Image: Creative Commons
When I was a young boy, I often traveled with my father across the Red Desert of Wyoming during his field work. The sage sea rolled endlessly in front of our eyes while the sights, sounds, and smells captured my imagination and my heart. I knew even then that these places were not something everyone got to experience and that even fewer truly appreciated them.
For sportsmen and women, the sagelands have taken on increasing importance in recent years. These areas are critical to the lives of numerous game species, the stage for our most cherished adventures and ground zero in the battle that will determine the fate of the greater sage-grouse.
We travel these lands hoping to find that elusive muley buck; we scour these lands for antler sheds during the spring; we take our families here to enjoy the intoxicating smell of the sage after a rain shower. We also live and work nearby and understand all too well that making a living in the rural West is different from the rest of the country.
Unfortunately, we are also firsthand witnesses to a landscape, and a species, in trouble. Overgrazing, mining, housing developments and widespread energy development are removing and degrading the sagelands at a rapid pace and pushing the iconic sage-grouse close to being listed under the Endangered Species Act (ESA), which would bring wide-ranging restrictions and threaten the diverse partnerships that have formed across the West seeking to collaboratively save the bird.
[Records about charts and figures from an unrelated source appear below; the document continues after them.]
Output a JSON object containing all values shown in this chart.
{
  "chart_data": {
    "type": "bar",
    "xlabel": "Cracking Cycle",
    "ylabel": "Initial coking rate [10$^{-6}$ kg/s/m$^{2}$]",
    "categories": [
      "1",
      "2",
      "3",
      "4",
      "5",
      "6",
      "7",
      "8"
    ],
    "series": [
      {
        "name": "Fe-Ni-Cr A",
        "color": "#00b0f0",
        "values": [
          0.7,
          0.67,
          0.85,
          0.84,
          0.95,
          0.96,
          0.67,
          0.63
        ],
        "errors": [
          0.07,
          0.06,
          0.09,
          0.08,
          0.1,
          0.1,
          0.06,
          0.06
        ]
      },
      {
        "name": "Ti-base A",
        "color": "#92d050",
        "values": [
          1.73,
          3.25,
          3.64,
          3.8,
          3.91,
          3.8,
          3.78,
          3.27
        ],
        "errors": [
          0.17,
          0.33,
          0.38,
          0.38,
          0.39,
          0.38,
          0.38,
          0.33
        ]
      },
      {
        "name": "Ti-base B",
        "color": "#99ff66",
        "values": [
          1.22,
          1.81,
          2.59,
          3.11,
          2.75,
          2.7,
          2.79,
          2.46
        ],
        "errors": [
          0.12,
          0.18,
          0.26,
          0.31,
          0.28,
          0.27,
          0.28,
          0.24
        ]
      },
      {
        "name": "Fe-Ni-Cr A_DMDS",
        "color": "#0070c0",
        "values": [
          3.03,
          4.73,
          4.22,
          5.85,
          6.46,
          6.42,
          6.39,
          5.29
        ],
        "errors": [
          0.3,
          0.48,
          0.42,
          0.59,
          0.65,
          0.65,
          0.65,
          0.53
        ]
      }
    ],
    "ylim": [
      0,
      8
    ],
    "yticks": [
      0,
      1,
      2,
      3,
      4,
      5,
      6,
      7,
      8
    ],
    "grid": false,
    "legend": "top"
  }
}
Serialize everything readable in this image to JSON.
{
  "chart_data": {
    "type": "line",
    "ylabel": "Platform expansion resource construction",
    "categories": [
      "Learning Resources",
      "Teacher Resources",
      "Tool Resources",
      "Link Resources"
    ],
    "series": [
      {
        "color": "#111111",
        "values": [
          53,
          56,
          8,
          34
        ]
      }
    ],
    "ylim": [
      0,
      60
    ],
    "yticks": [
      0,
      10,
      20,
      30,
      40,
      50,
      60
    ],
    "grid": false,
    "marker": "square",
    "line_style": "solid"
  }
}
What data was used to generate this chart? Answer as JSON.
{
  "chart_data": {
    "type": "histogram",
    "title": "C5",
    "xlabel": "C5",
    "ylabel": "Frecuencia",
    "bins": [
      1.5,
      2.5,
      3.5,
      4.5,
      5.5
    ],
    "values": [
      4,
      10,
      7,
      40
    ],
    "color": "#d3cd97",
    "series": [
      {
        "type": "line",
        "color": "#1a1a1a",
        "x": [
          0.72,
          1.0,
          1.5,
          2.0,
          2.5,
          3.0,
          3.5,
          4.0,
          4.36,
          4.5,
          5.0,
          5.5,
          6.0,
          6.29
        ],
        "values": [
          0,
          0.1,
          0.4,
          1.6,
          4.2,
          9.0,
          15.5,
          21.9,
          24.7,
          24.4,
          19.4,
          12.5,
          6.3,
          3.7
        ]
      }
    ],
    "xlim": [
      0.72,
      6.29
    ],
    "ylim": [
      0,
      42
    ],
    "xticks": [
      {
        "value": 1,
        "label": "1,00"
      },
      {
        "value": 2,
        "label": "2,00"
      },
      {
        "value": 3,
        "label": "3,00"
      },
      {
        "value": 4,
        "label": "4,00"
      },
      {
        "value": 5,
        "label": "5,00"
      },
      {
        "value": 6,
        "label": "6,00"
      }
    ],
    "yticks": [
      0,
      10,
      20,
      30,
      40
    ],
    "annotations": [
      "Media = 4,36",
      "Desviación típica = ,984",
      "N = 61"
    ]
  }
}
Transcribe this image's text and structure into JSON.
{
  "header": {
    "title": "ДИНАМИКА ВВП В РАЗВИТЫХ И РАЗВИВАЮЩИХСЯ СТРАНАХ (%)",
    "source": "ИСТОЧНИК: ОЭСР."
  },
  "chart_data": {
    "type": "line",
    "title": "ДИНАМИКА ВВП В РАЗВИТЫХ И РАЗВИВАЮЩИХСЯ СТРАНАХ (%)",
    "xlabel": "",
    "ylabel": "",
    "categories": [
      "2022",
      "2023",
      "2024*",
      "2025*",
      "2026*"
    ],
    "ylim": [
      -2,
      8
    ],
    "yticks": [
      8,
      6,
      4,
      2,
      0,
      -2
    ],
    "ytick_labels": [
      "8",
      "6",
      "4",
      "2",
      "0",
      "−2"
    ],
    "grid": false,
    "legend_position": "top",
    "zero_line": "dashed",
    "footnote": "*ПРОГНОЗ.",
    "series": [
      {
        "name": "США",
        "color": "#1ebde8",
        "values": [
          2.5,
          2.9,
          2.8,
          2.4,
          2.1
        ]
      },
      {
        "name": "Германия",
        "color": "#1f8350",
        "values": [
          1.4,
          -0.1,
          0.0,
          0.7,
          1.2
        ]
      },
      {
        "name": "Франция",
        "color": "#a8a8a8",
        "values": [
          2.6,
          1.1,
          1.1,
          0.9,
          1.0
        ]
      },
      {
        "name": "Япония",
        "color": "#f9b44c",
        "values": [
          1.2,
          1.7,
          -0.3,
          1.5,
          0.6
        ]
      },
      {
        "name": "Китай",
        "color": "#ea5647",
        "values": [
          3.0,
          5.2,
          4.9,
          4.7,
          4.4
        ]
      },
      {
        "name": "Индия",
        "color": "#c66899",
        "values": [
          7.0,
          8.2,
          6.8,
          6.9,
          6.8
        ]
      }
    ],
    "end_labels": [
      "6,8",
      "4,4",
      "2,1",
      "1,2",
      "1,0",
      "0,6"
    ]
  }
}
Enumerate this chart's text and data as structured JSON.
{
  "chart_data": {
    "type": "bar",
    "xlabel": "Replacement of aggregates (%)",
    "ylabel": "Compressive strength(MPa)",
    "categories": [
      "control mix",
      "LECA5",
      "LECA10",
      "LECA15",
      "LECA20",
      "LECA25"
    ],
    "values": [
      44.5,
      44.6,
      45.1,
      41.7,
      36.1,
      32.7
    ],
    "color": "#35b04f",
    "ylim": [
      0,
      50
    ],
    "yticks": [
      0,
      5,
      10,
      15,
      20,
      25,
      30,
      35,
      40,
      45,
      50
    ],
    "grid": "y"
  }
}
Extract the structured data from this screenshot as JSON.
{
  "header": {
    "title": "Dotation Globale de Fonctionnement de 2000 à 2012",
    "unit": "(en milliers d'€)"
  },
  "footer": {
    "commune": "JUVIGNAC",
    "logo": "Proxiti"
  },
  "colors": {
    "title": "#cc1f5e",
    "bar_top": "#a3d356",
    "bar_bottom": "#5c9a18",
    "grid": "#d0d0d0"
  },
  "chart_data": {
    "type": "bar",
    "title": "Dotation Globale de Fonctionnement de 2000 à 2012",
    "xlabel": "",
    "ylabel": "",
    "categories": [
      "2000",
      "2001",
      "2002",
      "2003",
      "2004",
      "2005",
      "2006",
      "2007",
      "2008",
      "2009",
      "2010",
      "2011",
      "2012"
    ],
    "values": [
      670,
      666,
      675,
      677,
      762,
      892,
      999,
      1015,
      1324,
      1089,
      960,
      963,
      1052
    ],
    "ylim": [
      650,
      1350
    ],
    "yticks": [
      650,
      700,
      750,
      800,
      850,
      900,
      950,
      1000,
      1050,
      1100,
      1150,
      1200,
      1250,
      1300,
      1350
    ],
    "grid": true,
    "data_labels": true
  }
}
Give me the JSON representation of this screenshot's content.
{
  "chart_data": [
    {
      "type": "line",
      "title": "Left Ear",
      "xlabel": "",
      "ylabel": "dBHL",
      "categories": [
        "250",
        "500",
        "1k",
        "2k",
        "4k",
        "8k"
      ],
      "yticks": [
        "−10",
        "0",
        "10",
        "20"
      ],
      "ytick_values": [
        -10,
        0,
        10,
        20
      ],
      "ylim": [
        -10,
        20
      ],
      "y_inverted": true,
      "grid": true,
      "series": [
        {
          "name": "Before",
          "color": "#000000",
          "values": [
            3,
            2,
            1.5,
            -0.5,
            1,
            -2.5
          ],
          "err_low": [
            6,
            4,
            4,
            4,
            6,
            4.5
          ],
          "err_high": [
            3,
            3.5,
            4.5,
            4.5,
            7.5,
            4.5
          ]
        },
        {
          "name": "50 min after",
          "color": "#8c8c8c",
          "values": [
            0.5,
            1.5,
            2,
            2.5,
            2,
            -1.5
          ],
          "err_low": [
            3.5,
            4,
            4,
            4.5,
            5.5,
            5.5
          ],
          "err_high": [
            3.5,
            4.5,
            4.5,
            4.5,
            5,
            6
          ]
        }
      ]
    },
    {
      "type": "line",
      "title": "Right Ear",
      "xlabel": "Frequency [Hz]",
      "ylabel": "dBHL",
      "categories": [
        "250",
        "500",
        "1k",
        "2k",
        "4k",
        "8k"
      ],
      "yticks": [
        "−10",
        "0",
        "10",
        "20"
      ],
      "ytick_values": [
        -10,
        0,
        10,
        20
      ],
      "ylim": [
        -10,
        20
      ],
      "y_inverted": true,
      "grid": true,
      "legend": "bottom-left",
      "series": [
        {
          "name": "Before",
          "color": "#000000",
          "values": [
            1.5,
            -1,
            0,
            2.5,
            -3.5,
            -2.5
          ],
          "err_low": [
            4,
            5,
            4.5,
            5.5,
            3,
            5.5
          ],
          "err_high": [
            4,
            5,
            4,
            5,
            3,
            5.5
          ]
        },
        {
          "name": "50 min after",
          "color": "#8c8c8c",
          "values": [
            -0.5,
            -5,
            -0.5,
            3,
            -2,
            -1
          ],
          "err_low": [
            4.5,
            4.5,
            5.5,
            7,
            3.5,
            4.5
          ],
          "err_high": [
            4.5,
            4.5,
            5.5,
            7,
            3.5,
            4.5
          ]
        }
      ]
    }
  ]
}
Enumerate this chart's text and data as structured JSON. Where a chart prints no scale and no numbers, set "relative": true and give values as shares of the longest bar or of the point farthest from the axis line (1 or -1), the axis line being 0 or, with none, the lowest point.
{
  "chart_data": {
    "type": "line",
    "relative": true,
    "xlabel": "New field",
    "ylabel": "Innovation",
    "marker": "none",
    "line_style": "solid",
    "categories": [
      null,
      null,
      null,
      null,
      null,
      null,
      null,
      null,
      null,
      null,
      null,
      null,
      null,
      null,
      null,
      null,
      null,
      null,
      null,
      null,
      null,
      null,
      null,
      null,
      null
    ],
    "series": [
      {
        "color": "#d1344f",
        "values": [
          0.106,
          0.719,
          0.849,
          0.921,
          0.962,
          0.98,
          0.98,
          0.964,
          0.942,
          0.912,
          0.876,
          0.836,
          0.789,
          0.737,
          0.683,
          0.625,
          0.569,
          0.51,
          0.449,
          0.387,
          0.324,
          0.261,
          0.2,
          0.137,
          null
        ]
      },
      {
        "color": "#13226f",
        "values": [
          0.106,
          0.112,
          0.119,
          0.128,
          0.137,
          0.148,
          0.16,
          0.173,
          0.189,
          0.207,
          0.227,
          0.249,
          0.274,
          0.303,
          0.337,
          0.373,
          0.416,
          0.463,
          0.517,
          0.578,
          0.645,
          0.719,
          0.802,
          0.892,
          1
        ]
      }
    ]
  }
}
The BLM recently offered us a lifeline. We now have a blueprint for how to protect the bird, prevent an ESA listing, and perhaps bring this bird back to healthy, huntable levels. Their new plan protects the most critical areas such as leks and production and lays out a strategy to prevent and mitigate damage from wildfires and invasive species.
Sportsmen and women should get behind this far-reaching plan, behind the concept that we have an obligation to ensure the future of this bird and the uniquely American landscape they call home, and behind the future of conservation in the West. To do this we’ll need to support the BLM, advocate for the bird and its habitat, and spend our time having the hard conversations about how to live and work more responsibly in a world where we’ve pushed a symbol of the wild to the brink of existence.